Eat Crow (Cheap Thrills 6)
Page 30
“Where’s it coming from?”
Together we sniffed the air, walking out the room and to the bottom of the stairs where it was stronger.
Looking up them, Logan pointed at the top. “I think it’s coming from up there. Did you leave anything out when you left?”
“Like food or a drink?” When he nodded, I pointed out the obvious. “If I had, y’all would’ve seen it when you were removing the furniture out my room. There wasn’t anything in there when I got back.”
“What about Pops’ room?”
Dread filled me at the prospect of having to go in there and look around, making my voice sound small when I answered his question. “I don’t know. I still can’t bring myself to go in there.”
Reaching down, he gently took my hand and tugged me up the stairs, not letting go of it once.
When we got to the top, he took a deep breath in and made a choking noise. “Damn, that doesn’t smell right. Has it gotten worse since you went out earlier?”
“Yeah, but I opened the windows a bit last night to get rid of any dust in the air. It was making my eyes feel gritty and like I wanted to scratch them out. I didn’t close them fully until before I left.”
This didn’t get the response I was expecting. “You left the windows downstairs open all night?”
“Well, yeah, but they were only open a little bit. There was a lot of dust in the air. Even Ava was sneezing because of it.”
What did he expect me to do, die of dust asphyxiation? Slightly dramatic, but I’m sure it could happen.
Heck, most people didn’t think they’d get caught on national television drinking Sake with their friend, talking about their gag reflex, and demonstrating to the other patrons how bad it was with a banana. Yet, here I was, proof that bad luck existed.
“That’s not safe, Bex. All someone would have to do is push them open a bit more, and they could get in and attack you. Hell, the house is already prepared for someone with a knife to do what they want and then just roll up the mess and leave again.”
Groaning, I rubbed my forehead with the palm of my free hand. “Can we get back to why my house smells like a rest stop bathroom?”

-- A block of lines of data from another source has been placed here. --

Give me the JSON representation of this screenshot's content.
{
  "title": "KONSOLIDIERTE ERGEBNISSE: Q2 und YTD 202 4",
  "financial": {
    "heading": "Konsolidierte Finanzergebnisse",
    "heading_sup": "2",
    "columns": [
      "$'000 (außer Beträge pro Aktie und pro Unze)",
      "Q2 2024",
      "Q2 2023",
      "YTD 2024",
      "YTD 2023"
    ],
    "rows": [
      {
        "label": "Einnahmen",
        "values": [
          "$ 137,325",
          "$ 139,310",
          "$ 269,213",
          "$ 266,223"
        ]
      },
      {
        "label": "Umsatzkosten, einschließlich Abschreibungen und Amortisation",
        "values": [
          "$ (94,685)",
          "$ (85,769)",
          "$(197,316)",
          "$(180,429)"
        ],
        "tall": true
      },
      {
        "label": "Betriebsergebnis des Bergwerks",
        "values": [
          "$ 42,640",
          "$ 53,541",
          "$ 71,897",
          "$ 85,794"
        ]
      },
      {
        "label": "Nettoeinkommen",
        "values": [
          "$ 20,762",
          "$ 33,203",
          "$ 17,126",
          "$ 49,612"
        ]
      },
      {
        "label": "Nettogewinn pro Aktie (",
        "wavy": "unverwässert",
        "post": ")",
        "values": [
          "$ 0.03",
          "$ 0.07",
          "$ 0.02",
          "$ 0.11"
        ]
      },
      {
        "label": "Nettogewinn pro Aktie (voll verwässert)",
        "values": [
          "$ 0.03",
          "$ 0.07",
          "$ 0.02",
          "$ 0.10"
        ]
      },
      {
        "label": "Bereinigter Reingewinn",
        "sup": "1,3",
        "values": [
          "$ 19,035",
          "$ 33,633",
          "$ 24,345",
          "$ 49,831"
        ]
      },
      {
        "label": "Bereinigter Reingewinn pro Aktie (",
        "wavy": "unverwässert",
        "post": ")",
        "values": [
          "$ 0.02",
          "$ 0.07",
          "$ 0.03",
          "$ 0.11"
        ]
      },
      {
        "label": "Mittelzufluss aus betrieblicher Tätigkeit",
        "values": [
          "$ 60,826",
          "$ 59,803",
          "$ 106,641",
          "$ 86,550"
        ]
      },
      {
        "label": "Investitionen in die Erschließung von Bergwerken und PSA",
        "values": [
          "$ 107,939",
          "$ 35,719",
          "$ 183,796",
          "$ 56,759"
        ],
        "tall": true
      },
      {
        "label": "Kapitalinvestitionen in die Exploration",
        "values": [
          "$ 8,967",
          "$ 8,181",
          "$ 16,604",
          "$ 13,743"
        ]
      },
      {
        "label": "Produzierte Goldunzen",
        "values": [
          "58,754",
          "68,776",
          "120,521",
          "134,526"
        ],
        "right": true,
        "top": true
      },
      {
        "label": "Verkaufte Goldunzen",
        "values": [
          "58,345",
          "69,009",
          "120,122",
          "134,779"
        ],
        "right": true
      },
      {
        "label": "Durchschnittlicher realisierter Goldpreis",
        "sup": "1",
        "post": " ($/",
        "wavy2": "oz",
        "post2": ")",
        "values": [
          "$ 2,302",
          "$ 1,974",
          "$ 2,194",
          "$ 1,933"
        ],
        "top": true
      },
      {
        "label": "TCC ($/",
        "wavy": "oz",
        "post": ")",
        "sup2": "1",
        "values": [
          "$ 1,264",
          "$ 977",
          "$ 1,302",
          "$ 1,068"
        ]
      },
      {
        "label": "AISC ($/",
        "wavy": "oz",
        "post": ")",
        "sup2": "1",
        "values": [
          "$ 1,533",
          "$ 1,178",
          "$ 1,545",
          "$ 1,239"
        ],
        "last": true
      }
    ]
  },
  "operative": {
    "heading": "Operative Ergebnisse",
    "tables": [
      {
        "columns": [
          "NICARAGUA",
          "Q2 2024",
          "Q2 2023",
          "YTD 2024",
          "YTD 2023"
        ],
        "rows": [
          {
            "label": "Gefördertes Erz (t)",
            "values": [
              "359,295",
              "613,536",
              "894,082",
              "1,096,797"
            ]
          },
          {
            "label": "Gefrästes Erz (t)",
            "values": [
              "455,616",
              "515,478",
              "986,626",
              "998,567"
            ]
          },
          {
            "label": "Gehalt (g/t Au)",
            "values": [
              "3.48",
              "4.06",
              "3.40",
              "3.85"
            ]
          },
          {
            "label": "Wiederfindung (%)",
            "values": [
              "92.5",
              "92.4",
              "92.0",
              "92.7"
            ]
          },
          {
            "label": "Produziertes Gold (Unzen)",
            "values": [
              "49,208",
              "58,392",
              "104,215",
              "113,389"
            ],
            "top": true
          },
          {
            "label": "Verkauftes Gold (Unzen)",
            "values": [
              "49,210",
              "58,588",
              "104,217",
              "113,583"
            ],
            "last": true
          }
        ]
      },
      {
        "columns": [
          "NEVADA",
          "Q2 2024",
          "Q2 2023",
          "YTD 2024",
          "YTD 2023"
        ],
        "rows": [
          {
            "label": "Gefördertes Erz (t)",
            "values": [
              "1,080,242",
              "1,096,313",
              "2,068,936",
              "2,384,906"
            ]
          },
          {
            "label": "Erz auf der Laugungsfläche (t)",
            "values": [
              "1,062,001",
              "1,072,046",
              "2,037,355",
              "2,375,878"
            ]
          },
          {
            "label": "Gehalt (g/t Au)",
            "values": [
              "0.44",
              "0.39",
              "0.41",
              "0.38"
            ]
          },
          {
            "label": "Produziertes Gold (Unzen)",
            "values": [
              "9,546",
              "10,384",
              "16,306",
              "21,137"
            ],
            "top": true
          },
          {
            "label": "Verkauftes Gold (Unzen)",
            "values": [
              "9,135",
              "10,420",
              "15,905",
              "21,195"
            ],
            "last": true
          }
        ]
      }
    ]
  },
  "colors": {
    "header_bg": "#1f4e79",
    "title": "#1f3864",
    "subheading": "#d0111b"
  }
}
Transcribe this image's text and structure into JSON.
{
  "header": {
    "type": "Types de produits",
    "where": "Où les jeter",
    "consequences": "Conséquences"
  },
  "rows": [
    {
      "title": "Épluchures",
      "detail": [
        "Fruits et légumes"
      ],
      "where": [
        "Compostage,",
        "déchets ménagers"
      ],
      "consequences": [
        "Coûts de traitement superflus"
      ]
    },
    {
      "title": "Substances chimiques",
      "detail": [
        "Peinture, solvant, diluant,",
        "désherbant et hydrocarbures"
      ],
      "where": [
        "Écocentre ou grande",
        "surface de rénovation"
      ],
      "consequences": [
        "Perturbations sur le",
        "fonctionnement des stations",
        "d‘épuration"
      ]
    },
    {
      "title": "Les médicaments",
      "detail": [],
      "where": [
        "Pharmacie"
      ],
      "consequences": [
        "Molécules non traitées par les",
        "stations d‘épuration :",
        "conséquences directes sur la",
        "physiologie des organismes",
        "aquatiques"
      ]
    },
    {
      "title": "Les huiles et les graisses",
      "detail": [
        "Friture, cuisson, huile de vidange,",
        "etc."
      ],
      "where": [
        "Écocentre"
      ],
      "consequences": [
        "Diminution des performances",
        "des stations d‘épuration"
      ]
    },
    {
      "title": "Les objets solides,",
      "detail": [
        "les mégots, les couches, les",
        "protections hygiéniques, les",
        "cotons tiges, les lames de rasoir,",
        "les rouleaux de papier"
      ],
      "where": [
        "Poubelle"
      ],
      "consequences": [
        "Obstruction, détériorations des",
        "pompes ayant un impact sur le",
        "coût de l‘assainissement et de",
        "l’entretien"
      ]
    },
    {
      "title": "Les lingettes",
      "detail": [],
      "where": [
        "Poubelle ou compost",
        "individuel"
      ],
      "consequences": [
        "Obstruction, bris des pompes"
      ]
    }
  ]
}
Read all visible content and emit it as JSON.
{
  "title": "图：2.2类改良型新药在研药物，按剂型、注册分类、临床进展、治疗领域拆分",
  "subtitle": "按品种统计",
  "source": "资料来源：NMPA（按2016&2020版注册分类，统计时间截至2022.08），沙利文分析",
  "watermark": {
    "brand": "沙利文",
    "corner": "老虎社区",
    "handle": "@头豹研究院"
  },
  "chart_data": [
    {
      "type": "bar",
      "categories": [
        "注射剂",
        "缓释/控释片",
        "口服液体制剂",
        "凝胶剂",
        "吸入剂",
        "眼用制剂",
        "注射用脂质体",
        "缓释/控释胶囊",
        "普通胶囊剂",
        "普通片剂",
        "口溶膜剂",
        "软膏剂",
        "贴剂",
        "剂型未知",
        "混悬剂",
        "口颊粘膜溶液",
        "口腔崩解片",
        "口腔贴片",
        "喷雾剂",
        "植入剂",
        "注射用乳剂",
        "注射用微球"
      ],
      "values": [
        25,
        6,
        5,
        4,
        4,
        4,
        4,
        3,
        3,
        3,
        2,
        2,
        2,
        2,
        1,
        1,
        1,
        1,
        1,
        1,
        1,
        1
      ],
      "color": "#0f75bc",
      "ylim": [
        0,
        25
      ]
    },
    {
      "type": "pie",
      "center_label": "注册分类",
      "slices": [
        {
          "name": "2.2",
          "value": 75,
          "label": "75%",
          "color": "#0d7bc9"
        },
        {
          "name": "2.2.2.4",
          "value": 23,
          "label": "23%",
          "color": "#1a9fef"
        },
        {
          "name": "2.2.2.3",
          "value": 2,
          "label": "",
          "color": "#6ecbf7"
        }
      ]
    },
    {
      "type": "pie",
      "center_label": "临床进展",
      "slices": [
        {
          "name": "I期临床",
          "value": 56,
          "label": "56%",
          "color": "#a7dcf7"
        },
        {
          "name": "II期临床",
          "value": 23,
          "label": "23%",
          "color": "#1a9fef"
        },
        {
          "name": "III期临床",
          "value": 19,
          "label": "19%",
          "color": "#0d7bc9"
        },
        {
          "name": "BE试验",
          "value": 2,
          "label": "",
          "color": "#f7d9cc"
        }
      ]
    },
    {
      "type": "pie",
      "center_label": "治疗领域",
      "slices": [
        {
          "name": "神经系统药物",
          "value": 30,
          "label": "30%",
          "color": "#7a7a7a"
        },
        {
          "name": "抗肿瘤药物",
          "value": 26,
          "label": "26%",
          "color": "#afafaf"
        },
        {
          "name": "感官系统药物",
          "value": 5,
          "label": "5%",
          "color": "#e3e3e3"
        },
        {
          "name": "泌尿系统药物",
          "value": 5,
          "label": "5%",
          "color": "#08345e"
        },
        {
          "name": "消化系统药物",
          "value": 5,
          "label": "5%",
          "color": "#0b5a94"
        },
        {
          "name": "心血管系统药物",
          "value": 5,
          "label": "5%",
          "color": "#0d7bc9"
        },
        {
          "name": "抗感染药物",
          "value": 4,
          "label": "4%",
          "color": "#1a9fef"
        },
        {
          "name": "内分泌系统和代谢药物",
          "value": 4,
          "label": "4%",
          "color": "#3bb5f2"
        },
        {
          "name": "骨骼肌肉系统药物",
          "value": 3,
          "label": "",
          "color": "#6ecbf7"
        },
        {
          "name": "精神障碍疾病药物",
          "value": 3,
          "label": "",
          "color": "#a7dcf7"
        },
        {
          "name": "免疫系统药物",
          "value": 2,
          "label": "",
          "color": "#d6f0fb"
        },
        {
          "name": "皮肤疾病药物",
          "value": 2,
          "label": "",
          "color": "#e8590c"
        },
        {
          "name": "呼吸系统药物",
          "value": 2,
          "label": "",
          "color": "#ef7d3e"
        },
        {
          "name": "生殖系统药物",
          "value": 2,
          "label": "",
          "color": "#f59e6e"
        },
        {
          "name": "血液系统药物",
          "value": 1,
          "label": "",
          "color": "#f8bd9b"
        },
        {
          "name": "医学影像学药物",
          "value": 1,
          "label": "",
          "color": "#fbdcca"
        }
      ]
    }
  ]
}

The look he gave me told me the conversation wasn’t over, but he went back to sniffing the air. “Could it be coming from the attic?”
Both of us moved until we were under the door leading to it and sniffed deeply at the same time.
“Ew, what the hell is that?”
Turning the torch on his phone on and passing it to me before taking the small Maglite out of his belt and turning it on, he pulled on the chain hanging down, only just dodging the over WD-40’d ladder at the last moment.
“I hate that he used to WD-40 this every month,” Logan muttered, pulling the last bit down. “You could tell when it was that time of the month for him because he’d go into the store and buy a new can of the shit so he could attack everything in the place.”
It was true, Pops totally had a time of the month, except his involved hinges and stepladders. It came from working on furniture and with tools his whole life, he said, plus the fact that this was an old house, and he’d grown up with things that needed to be lubed so they still worked.
Yeah, as I got older, him saying that sounded dirty, but I remember how the doors used to seize up when I was little before he changed them, so the house was more energy efficient in the winter.
All it’d taken was a knock on the door from the old sheriff, asking if Pops was growing weed in the attic because the new Police helicopter camera had picked up a crazy amount of heat coming through the roof one winter.
They’d gone up so he could prove he wasn’t, and then one of the guys had told him to change out his insulation up there and check the fit of the wi
ndows and doors.
After some research, he’d found out he was paying out a lot more money each year on wasted heating than he would if he invested some in the place, so he’d gotten straight onto it and had changed all the doors, window, and the insulation in the attic.
He stuck to servicing the new ones each month because he said it didn’t matter if they were old or new, all hinges and machinery seized up if they weren’t maintained properly.
That meant this particular stepladder was like something out of Final Destination, though. I had a scar somewhere under my hair from where it’d clipped me when I was little, resulting in six stitches. Ironically, it’d happened when Logan and I had stood on a chair to pull the chain, thinking we’d play up here for a while.
Touching the area it’d hit, I snickered, “Good times!”
“You stay down here, and I’ll have a look up there. It might be bats.”